Daniel Henninger’s editorial page article in Friday’s Wall Street Journal, "Can the Democrats Beat Bush’s Beliefs With Poll Politics?" captures the unreality that has become the Democrat’s policy position on foreign affairs.
Mr. Henninger writes: "Democrats want voters to view the November election through the fogged and bloody prism of the war in Iraq.... It is difficult to imagine that the U.S. soldiers in Iraq would regard the political debate back home as measuring up to the seriousness of what they do every day. How would you like to roll out of your bunk in al Anbar province, Mosul or Baghdad on a Sunday morning and read across the top of the local U.S. paper that everything you’ve done in Iraq for three years has merely made the terrorism threat worse? You just might lose heart a notch, a dangerous thing when fighting a war.
"But at this late stage of the campaign, Iraq-as-failure has become the central narrative in the Democrats’ strategy. A memo sent out to Democrats last week by Greenberg Quinlan Rosner, a strategy group led by former Clinton pollster Stan Greenberg, discusses Mr. Bush’s ’failure in Iraq, which energized Democrats and dispirited Republicans.’ It urges Democrats: ’On Iraq, stress Bush/GOP ’mismanagement’ and need for a ’new direction.’ "
Advertisers of consumer products often structure advertisements to associate their products with a mood or a sense of pleasure, often without providing specifics about the product. Advertisers appear to believe that image, at least in the Baby Boomer world, is everything.
Basing their campaign strategy on the sort of focus-group polling employed by consumer-goods advertisers, Democrats just want voters to associate their party with peace and opposition to anything that might require our military forces to enter dangerous combat. The declared intent of Islamic jihadists to subjugate or destroy all non- Muslim societies must be ignored, as it would conflict with the nebulous image that fighting back is the root cause of terrorism. Appeasement, aka "negotiating" via the UN, is the Democrat’s Ned- Lamont socialist answer.

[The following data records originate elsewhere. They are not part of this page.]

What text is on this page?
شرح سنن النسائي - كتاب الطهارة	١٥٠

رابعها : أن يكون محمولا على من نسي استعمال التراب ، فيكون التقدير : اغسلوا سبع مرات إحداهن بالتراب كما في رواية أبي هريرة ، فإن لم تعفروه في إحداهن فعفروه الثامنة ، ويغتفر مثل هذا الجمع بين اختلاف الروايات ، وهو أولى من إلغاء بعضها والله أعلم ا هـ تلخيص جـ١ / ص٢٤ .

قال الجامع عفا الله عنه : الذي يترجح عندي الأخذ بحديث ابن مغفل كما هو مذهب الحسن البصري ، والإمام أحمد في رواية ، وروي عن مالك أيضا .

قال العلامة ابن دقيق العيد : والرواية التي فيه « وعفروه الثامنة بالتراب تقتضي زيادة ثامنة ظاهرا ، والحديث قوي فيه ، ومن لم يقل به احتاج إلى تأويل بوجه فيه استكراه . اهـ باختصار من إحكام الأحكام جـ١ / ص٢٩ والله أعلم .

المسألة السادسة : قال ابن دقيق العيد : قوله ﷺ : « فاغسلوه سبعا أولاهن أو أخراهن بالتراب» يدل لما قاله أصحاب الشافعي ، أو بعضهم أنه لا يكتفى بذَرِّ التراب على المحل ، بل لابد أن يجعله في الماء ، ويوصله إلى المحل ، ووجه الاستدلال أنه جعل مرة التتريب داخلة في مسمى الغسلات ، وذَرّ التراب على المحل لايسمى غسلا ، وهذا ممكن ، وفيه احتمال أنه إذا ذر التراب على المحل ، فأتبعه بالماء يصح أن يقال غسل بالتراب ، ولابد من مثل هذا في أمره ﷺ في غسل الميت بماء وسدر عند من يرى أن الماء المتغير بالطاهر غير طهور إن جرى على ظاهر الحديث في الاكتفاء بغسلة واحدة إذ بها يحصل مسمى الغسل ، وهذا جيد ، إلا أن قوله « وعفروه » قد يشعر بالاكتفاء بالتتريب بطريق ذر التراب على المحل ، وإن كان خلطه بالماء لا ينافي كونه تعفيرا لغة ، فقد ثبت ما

Such was the fantasy of British Prime Minister Neville Chamberlain in 1938 when he met with Adolph Hitler in Munich to sanction National Socialist Germany’s seizure of Czechslovakia’s Sudetenland. Mr. Chamberlain happily returned to England, on the eve of World War II, proclaiming, "Peace in our time."
Democrats have convinced themselves that dealing with terrorists is the same as stopping ordinary criminals, with arrests after the fact, public trials, and rehabilitation programs.
This follows from another liberal-socialist doctrine: crime and war are the result of unequal distribution of income, which creates aggressive behavior among those deprived of their "constitutional rights" to the same level of income as everyone else.
The Democrats, the party of John Dewey’s socialistic pragmatism, resolutely oppose the data of real-life experience and cling to the Darwinian doctrine that the world is a matter of chance, producing a process of social evolution. Yesterday’s "truth" (of course, with the exception of socialism and pragmatism) will not be today’s or tomorrow’s "truth." With everything in a continuous state of flux, according to that theory, there is no truth, merely valid or invalid propositions. If an action works to your advantage, regardless of what happens to others, it is "valid."
If their campaign to destroy President Bush succeeds, no matter what happens to our troops around the world or to our nation in the future, the necessary actions are, by Democrats’ pragmatic lights, "valid."
Given liberal-socialist control of most of the opinion-forming media – newspapers, magazines, TV, movies – Democrats may win on image without substance. After three quarters of a century of educational indoctrination in the religion of socialism, too few Americans have been given the historical knowledge necessary to distinguish fact from fiction.